Dillon credits those four days of education with turning things around and setting him on a path to renewed health.
“It was a ton of information to digest,” says Dillon. “And I was still working on accepting the fact that I had a disease.”
“Because of those four days and ongoing education at CHOP, I know more than some adults who have diabetes.”
Managing type 1 diabetes
Dillon learned how to monitor his blood glucose levels and administer his medication. He also learned about foods that could enhance or impact his athletic performance and how to time his meals and snacks. Members of the medical and education team also helped Dillon face his condition with confidence.
“They reassured me that it was going to be all right,” says Dillon. “They told me it was going to be a life-change, but it wasn’t going to define who I am.”
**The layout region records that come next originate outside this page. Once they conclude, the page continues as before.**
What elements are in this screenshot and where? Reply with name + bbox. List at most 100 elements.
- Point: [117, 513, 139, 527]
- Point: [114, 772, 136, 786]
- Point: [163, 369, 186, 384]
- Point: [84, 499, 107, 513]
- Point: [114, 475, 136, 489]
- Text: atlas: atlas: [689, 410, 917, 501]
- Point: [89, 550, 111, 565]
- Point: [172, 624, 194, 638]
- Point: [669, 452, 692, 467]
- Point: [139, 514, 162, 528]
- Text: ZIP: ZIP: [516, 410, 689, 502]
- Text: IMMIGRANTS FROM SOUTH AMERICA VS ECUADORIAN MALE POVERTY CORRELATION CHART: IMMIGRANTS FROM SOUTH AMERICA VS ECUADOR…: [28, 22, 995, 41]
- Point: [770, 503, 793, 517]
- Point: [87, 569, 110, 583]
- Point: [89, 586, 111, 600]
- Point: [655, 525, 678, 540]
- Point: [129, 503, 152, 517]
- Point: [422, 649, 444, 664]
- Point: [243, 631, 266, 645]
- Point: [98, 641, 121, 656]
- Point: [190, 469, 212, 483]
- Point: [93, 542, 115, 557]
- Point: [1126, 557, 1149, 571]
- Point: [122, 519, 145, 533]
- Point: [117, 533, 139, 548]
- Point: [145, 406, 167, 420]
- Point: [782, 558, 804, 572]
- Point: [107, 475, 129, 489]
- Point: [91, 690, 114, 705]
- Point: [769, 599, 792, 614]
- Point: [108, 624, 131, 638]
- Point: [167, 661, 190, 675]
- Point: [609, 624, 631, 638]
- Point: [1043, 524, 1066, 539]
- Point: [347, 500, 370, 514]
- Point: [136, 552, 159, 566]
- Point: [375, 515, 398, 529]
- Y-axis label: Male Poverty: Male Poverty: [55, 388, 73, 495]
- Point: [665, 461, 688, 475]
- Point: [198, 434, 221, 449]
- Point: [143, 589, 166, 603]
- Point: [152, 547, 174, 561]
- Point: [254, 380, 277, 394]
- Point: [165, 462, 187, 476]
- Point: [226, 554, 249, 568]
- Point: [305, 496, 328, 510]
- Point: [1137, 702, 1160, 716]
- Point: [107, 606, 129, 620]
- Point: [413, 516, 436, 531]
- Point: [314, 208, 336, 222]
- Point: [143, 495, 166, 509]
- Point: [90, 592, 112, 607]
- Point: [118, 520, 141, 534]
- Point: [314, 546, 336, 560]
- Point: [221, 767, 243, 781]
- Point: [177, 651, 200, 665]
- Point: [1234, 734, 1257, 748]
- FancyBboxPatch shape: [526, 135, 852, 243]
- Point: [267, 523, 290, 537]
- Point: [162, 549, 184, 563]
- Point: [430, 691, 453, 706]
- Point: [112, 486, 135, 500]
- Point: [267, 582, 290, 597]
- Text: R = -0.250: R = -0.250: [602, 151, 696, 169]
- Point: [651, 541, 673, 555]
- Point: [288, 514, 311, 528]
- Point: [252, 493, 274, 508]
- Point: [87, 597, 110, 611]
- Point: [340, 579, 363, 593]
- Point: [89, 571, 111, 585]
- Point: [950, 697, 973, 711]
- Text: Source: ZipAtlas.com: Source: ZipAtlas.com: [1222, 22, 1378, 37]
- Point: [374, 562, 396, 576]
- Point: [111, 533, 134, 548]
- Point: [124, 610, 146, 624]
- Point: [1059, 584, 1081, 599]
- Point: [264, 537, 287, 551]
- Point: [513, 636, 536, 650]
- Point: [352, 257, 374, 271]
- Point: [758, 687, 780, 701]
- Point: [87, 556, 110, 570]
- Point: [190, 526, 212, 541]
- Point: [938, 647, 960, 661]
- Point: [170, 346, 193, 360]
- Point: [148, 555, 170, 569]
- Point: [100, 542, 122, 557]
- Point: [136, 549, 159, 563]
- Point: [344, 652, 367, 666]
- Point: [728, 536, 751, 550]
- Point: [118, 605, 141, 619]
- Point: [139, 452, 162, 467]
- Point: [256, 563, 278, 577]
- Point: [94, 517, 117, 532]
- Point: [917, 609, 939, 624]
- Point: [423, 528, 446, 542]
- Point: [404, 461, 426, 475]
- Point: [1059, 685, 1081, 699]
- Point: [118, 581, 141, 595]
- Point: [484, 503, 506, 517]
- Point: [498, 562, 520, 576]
Dillon still had one piece of business to take care of. He had been recruited to the University of Kentucky’s baseball program, and he had made a verbal commitment to go there. He needed to let the coaches know about his diabetes.
“I was scared,” he remembers. “I didn’t know how they would respond.”
Dillon called them from the Hospital and explained what he had learned about his diabetes. He described how he would need to manage his condition before, during and after games. Dillon was pleasantly surprised by the coaches’ reaction — they were completely understanding and supportive.
“They told me they would do anything they could to help. I really couldn’t ask for anything more from them. A weight fell off my shoulders,” says Dillon.
Two weeks after leaving CHOP, Dillon was back on the baseball field, playing in a summer league that travelled through the southeastern states.
“I felt like a completely new person,” he says. “I knew what was going on. I knew how to treat it, how to take care of myself.”
Dillon’s play on the baseball field continued to improve while he managed his diabetes. It took time to rebuild his strength and stamina and to gain back the weight he had lost. But by the fall, he felt he was back to his old self.
A bright future ahead
Today, Dillon gets his insulin through an insulin pump and monitors his sugar level via a cordless continuous glucose monitor (CGM). He has learned how to keep his glucose levels in a healthy range during physical activity by paying attention to his food and fluid intake before, during and after training sessions and games. He also has snacks and juice on hand to increase his sugar levels if the CGM tells him they are dropping.
Dillon comes back to CHOP frequently to meet with his team at the Diabetes Center. A key member of that team has been Kenneth Rodenheiser, BSN, RN, CDE, CPT, a certified diabetes educator who is also an athlete.
Dillon is looking forward to a healthy baseball season for his senior year and beyond — in college and, hopefully, in the major leagues. His pitch velocity is back, and he continues to hone his control, which is already a strength.
“People with diabetes can go to the major leagues.”
Dillon has encouraging words for kids with diabetes who may feel apprehensive about playing sports with the disease.
“I now look at the diabetes as a positive,” he says. “You can do whatever you want. It’s just going to take more work. That’s my drive. People with diabetes can go to the major leagues. There’s Brandon Morrow with the Cubs. In the NFL there’s Jake Cutler. I want to inspire kids. I believe I was given this for a reason — to help other people.”
Dillon’s parents are impressed with the way he has taken his diabetes in stride. “He’s exceptional in ways that are greater than baseball,” says Tammy. “He’s a fantastic baseball player, but he’s so much more. He wants to help people. He always puts other people first.”
Tammy is also thankful to all the members of the Diabetes Center team at CHOP for their expert treatment and ongoing support. “I’m indebted to them beyond words,” says Tammy.
“All of them — the doctors, the nurses, the nutritionists — they go beyond what they need to do. You can tell they truly care about Dillon.”